Following a traumatic event at a Chicago theater performance of King Lear, Jeeven (an audience member at the theater) is warned by his sister, a doctor on the front lines of the flu pandemic, to get to a market, buy food and make his way to their brother’s high rise apartment. Kirsten, who is a young actress in the play, tags along with him. Jeeven tries to take her home but is unable to locate her parents, so he takes her with him to a market and buys six grocery carts full of food. Together, they push those carts to Frank’s apartment complex, load them on the utility elevator and end up safe with Frank (for a while) as the rest of society crumbles around them. Technology fails, little by little, including their electricity. There is little contact with the outside world. Kirsten entertains herself by disappearing into the world of a graphic novel called Station Eleven. She begins to write a play based on the novel…a book written by Miranda Carroll (Danielle Deadwyler) the ex-wife of Kirsten’s acting mentor, Arthur Leander (played by Gael García Bernal). Leander is a key character in the threads of this story, despite the fact that he is one who collapses and dies on stage while playing Lear in the first minutes of the series.

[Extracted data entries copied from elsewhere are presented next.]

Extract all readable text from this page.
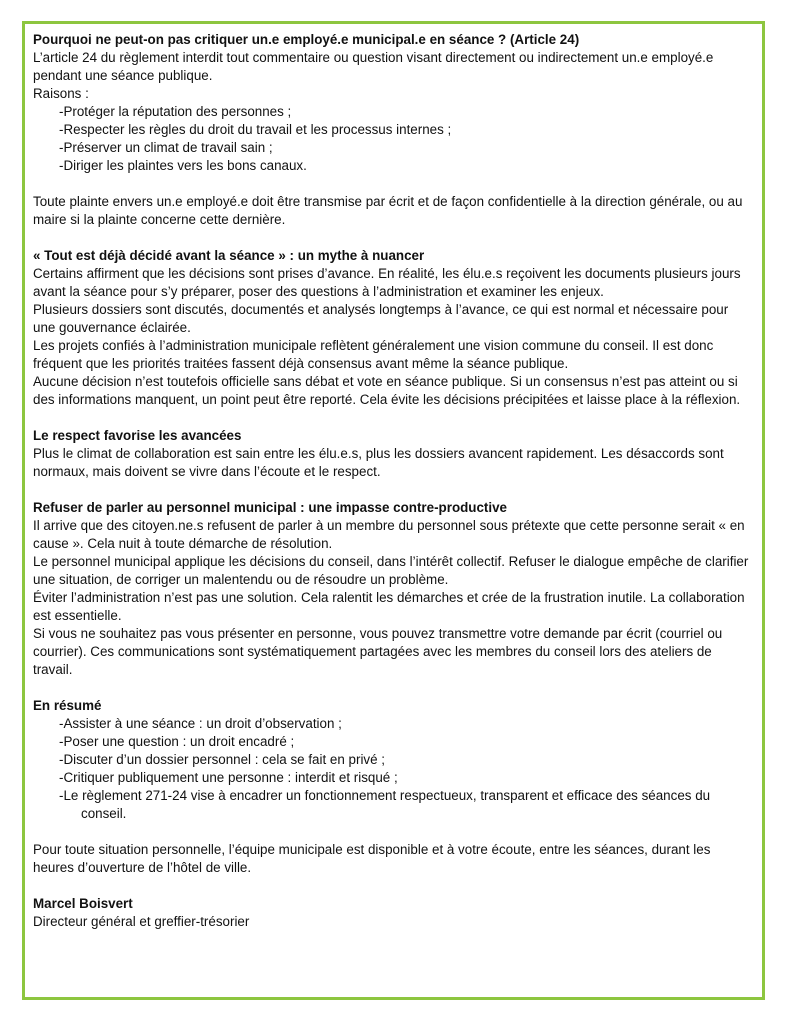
Pourquoi ne peut-on pas critiquer un.e employé.e municipal.e en séance ? (Article 24)

L’article 24 du règlement interdit tout commentaire ou question visant directement ou indirectement un.e employé.e pendant une séance publique.

Raisons :

-Protéger la réputation des personnes ;
-Respecter les règles du droit du travail et les processus internes ;
-Préserver un climat de travail sain ;
-Diriger les plaintes vers les bons canaux.

Toute plainte envers un.e employé.e doit être transmise par écrit et de façon confidentielle à la direction générale, ou au maire si la plainte concerne cette dernière.

« Tout est déjà décidé avant la séance » : un mythe à nuancer

Certains affirment que les décisions sont prises d’avance. En réalité, les élu.e.s reçoivent les documents plusieurs jours avant la séance pour s’y préparer, poser des questions à l’administration et examiner les enjeux.

Plusieurs dossiers sont discutés, documentés et analysés longtemps à l’avance, ce qui est normal et nécessaire pour une gouvernance éclairée.

Les projets confiés à l’administration municipale reflètent généralement une vision commune du conseil. Il est donc fréquent que les priorités traitées fassent déjà consensus avant même la séance publique.

Aucune décision n’est toutefois officielle sans débat et vote en séance publique. Si un consensus n’est pas atteint ou si des informations manquent, un point peut être reporté. Cela évite les décisions précipitées et laisse place à la réflexion.

Le respect favorise les avancées

Plus le climat de collaboration est sain entre les élu.e.s, plus les dossiers avancent rapidement. Les désaccords sont normaux, mais doivent se vivre dans l’écoute et le respect.

Refuser de parler au personnel municipal : une impasse contre-productive

Il arrive que des citoyen.ne.s refusent de parler à un membre du personnel sous prétexte que cette personne serait « en cause ». Cela nuit à toute démarche de résolution.

Le personnel municipal applique les décisions du conseil, dans l’intérêt collectif. Refuser le dialogue empêche de clarifier une situation, de corriger un malentendu ou de résoudre un problème.

Éviter l’administration n’est pas une solution. Cela ralentit les démarches et crée de la frustration inutile. La collaboration est essentielle.

Si vous ne souhaitez pas vous présenter en personne, vous pouvez transmettre votre demande par écrit (courriel ou courrier). Ces communications sont systématiquement partagées avec les membres du conseil lors des ateliers de travail.

En résumé

-Assister à une séance : un droit d’observation ;
-Poser une question : un droit encadré ;
-Discuter d’un dossier personnel : cela se fait en privé ;
-Critiquer publiquement une personne : interdit et risqué ;
-Le règlement 271-24 vise à encadrer un fonctionnement respectueux, transparent et efficace des séances du
conseil.

Pour toute situation personnelle, l’équipe municipale est disponible et à votre écoute, entre les séances, durant les heures d’ouverture de l’hôtel de ville.

Marcel Boisvert

Directeur général et greffier-trésorier
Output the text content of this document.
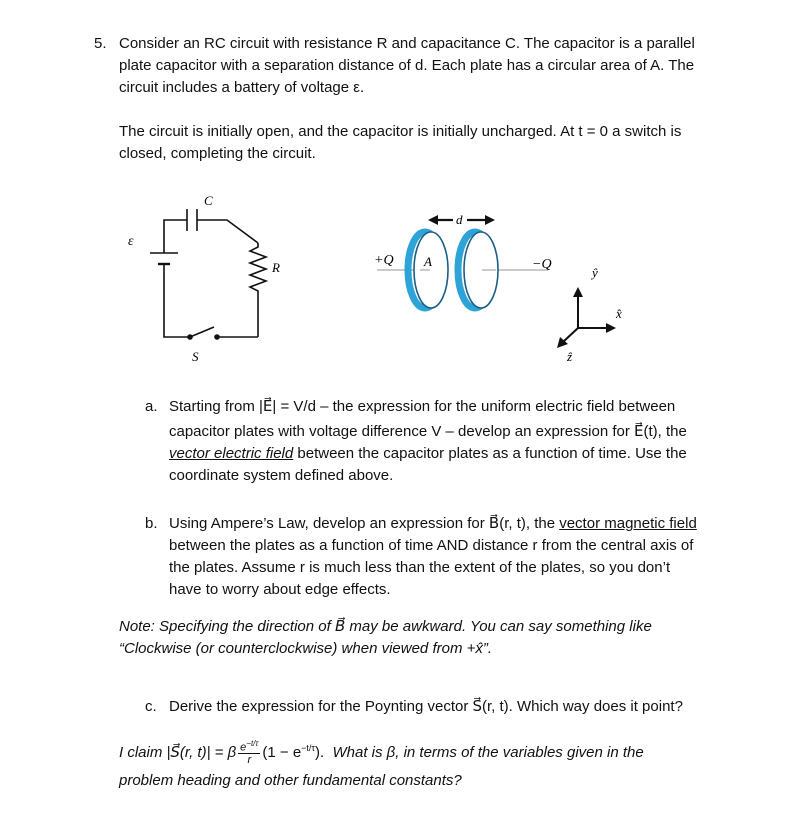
5. Consider an RC circuit with resistance R and capacitance C. The capacitor is a parallel
plate capacitor with a separation distance of d. Each plate has a circular area of A. The
circuit includes a battery of voltage ε.
The circuit is initially open, and the capacitor is initially uncharged. At t = 0 a switch is
closed, completing the circuit.
C
ε
R
S
d
+Q A	−Q
ŷ
x̂
ẑ
a. Starting from |E⃗| = V/d – the expression for the uniform electric field between
capacitor plates with voltage difference V – develop an expression for E⃗(t), the
vector electric field between the capacitor plates as a function of time. Use the
coordinate system defined above.
b. Using Ampere’s Law, develop an expression for B⃗(r, t), the vector magnetic field
between the plates as a function of time AND distance r from the central axis of
the plates. Assume r is much less than the extent of the plates, so you don’t
have to worry about edge effects.
Note: Specifying the direction of B⃗ may be awkward. You can say something like
“Clockwise (or counterclockwise) when viewed from +x̂”.
c. Derive the expression for the Poynting vector S⃗(r, t). Which way does it point?
I claim |S⃗(r, t)| = β $\frac{e^{-t/\tau}}{r} (1 - e^{-t/\tau})$. What is β, in terms of the variables given in the
problem heading and other fundamental constants?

Jeeven, Frank and Kirsten do not fall to the flu. They stay safe and relatively well-fed in the apartment despite freezing temperatures. However, their haven doesn’t last forever and eventually, the author exploits this trope; the survivors must leave their haven and brave the outside world.

Matilda Lawler plays the Young Kirsten

In this next section of the story, Kirsten finds her way to a shakespearean acting troupe. They become her new family. The drama troupe travels around Lake Michigan in the warmer months, performing among other plays, Hamlet. This is one of the surprising twists in the post-pandemic dystopia, to put forward the idea that the arts will continue and be celebrated by many despite how raw life has become for survivors. You will have to watch to find out what happens to Jeeven and Frank. The two brothers are wonderful characters…memorable and complicated.

There is another storyline that enters the series at this point, still somewhat connected relationally and geographically. It’s a surprise, but not an unwelcome one and adds to much of the backstory. Still, the audience does not know how this new storyline will connect to Kirsten’s. It does and it did not disappoint me.

What is woven through STATION ELEVEN is how the connective tissue of our friendships and relationships emerge even in a time of trauma and loss. The storyteller takes us to a place that might seem contrived, yet captures a potential truth, reminding the audience that connections matter and that the truths underlying relationships, like those put on the stage by William Shakespeare, are universal and relevant (especially relevant) to the human experience post pandemic.